Le salarié conteste son licenciement.

La Cour d’appel le déboute, mais requalifie le licenciement de faute lourde en faute grave, ce qui évince la responsabilité civile personnelle du salarié.

Elle ne s’embarrasse guère de l’avis d’inaptitude, auquel elle n’accorde aucune importance.

La solution de la Chambre sociale de la Cour de cassation

Cette position n’a pas les faveurs de la Haute Juridiction.

Elle considère au contraire que les dispositions relatives à l’inaptitude, qui sont d’ordre public, font obstacle à ce que l’employeur prononce un licenciement pour un motif autre que l’inaptitude, peu important que l’employeur ait engagé antérieurement une procédure de licenciement pour une autre cause (Cass. Soc. 8 fév. 2023 n° 21-16258).

C’est donc le motif tiré de la santé du salarié qui prévaut sur le motif disciplinaire, et d’ailleurs sur tout autre motif qu’aurait pu invoquer l’employeur, la chronologie des procédures de licenciement n’ayant en l’occurrence aucune importance.

La Cour de cassation rappelle que les dispositions relatives à l’inaptitude présentent un caractère d’ordre public, de sorte qu’il ne peut y être dérogé.

Cette affirmation de principe met un terme à tout débat !

L’inaptitude prononcée par le médecin du travail aurait imposé à l’employeur, en l’espèce, de licencier le salarié pour inaptitude et impossibilité de reclassement, conformément à l’avis du médecin du travail.

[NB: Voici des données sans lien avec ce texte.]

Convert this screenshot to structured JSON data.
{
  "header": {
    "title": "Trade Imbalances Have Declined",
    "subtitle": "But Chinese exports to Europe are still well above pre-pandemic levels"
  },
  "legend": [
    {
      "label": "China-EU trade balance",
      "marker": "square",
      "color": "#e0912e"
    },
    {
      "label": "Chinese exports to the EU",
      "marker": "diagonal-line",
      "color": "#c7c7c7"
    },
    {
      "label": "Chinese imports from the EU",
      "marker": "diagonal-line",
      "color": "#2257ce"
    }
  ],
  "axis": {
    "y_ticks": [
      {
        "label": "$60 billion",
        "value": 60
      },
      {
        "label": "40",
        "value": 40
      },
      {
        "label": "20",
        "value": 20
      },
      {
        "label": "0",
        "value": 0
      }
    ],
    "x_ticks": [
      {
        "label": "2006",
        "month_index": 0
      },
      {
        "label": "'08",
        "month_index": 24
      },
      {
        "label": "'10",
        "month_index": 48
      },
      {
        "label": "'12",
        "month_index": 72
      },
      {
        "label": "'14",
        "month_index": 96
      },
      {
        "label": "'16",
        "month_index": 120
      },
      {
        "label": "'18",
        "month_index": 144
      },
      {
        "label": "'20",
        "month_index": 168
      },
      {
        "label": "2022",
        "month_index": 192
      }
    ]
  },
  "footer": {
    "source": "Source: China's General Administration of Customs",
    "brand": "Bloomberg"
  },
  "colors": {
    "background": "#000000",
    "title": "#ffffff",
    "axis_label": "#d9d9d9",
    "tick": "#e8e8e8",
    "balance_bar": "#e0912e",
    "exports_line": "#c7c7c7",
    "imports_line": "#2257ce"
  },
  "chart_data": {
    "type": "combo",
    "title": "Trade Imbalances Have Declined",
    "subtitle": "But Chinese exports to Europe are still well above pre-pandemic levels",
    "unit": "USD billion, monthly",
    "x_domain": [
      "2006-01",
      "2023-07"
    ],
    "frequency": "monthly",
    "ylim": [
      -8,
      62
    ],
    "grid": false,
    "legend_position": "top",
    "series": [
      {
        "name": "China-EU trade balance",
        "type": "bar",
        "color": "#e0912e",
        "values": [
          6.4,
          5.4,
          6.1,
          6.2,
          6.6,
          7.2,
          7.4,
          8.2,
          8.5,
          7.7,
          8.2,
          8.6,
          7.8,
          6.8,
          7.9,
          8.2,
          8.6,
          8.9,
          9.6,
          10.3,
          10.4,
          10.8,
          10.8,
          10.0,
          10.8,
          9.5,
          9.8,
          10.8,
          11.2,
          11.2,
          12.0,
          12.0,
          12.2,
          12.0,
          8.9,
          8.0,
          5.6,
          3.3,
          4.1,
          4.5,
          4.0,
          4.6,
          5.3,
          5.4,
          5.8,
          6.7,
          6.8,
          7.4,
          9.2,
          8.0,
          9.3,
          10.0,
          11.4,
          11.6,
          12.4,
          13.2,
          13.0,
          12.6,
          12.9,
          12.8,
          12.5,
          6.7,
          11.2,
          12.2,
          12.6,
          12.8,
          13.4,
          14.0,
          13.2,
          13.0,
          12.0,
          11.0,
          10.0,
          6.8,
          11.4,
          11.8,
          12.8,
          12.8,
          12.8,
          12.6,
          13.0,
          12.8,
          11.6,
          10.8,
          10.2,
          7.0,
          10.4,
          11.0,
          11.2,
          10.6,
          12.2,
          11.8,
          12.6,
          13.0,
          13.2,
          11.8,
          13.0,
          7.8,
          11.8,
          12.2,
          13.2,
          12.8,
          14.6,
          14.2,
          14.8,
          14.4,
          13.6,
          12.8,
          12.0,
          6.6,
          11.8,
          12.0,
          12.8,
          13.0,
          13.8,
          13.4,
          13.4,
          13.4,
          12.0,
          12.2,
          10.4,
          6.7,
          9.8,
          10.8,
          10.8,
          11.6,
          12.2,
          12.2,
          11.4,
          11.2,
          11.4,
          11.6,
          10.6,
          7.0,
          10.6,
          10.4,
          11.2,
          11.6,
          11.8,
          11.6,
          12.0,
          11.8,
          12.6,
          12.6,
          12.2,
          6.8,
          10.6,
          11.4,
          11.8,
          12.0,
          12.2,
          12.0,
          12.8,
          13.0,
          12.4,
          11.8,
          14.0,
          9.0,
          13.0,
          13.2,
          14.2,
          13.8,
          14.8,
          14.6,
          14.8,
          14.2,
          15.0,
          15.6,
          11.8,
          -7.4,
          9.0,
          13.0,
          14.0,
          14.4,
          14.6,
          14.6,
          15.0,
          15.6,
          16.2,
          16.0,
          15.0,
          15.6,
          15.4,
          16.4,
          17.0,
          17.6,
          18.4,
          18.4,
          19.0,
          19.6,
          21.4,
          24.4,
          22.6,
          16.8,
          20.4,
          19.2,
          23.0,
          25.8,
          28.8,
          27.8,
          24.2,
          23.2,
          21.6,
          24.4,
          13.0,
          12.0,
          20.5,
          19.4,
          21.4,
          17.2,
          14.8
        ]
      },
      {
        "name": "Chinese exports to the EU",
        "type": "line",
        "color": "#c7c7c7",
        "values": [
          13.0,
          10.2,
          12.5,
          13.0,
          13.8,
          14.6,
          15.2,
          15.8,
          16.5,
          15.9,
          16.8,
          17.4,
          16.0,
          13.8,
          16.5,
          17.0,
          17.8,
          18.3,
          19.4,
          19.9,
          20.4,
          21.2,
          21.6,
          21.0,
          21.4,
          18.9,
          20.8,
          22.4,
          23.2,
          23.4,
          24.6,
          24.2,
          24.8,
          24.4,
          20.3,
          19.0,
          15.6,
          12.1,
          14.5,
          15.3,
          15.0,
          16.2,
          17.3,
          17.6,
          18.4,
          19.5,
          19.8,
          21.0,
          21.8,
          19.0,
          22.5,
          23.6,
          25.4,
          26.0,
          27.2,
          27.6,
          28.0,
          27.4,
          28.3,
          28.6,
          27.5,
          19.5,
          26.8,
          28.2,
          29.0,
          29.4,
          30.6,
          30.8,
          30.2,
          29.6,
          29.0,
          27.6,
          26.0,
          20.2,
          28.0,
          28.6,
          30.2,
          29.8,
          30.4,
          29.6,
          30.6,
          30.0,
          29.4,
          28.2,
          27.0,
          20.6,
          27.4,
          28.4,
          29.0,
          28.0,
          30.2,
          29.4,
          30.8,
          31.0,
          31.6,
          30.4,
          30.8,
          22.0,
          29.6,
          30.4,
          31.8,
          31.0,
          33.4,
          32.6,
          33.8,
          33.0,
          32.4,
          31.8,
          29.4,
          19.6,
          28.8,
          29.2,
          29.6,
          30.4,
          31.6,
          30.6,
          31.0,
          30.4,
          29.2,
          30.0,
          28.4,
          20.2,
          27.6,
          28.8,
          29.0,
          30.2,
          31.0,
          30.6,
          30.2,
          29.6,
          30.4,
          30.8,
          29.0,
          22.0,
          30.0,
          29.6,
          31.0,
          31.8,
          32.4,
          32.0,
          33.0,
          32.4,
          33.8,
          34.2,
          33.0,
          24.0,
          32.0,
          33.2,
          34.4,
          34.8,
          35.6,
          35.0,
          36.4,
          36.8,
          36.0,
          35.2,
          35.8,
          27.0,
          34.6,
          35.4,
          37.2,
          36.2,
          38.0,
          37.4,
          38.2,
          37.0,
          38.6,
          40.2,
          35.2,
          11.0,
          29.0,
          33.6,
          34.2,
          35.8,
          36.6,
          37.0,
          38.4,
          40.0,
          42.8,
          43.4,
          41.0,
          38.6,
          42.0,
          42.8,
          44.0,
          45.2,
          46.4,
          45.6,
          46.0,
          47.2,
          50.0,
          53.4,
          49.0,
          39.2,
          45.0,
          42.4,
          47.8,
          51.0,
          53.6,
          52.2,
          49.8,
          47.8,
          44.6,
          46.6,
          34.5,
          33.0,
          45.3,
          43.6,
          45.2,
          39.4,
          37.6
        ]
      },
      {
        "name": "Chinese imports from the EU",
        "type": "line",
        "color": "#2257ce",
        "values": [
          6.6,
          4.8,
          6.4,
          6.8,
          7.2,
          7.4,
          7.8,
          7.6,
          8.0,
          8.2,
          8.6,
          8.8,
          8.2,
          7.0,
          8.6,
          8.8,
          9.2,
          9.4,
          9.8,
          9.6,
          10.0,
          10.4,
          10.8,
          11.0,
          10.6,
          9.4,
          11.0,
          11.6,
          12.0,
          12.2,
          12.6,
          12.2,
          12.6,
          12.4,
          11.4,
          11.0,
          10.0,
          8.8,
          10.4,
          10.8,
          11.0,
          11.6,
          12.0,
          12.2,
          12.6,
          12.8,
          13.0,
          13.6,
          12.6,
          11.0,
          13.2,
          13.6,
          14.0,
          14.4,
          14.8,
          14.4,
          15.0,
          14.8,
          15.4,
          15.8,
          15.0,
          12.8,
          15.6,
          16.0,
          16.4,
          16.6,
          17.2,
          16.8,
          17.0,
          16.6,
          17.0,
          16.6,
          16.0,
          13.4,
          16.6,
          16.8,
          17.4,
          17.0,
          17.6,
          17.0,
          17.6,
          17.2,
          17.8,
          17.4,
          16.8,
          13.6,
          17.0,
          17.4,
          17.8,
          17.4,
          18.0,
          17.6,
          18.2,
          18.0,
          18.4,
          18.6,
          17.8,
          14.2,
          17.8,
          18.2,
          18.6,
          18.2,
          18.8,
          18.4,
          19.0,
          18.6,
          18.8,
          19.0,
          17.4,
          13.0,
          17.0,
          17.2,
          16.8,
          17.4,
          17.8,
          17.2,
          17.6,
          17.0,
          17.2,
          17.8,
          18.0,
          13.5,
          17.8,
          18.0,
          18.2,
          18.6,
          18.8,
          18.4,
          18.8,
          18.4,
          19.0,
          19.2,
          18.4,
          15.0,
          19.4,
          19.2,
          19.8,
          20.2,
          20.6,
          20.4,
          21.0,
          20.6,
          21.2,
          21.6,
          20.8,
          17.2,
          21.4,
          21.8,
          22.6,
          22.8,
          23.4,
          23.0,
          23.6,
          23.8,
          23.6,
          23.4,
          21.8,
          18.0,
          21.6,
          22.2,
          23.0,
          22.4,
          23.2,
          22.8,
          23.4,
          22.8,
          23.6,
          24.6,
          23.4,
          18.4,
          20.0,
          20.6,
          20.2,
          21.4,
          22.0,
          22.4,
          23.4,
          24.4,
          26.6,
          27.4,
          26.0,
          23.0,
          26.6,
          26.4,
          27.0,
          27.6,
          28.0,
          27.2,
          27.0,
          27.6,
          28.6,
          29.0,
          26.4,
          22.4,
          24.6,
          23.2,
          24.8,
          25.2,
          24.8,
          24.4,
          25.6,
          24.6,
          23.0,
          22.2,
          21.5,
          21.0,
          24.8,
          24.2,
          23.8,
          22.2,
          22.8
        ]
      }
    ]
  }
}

On se souvient que cet avis exonère l’employeur d’une recherche de reclassement et de la consultation des représentants du personnel.

En revanche, si le médecin du travail s’était prononcé par un simple avis d’inaptitude, l’employeur aurait incontestablement dû se livrer à une recherche de reclassement dans l’entreprise, voire le cas échéant dans le groupe auquel elle appartient.

Ce n’est que faute d’avoir été en mesure de proposer un poste conforme aux préconisations du médecin du travail, et après avoir effectué des recherches de reclassement loyales et sérieuses que l’employeur aurait pu licencier le salarié pour inaptitude.

La solution adoptée n’est pas nouvelle.

La Chambre sociale de la Cour de cassation s’était déjà prononcée dans le même sens.

L’affaire concernait un salarié placé en arrêt de travail à la suite d’un accident du travail.

Un mois plus tard, le médecin du travail le déclarait inapte à son poste avec mention d’un danger immédiat.

Avant que la procédure d’inaptitude soit menée à son terme, le salarié avait été licencié pour faute grave après que l’employeur ait soutenu que le salarié avait effectué une fausse déclaration d’accident du travail constitutive d’un manquement à l’exécution de bonne foi du contrat de travail.

Ce motif avait été invalidé par la Cour régulatrice, sanctionnant l’employeur pour avoir prononcé le licenciement du salarié pour un motif autre que l’inaptitude (Cass. Soc. 20 déc. 2017 n° 16-14983).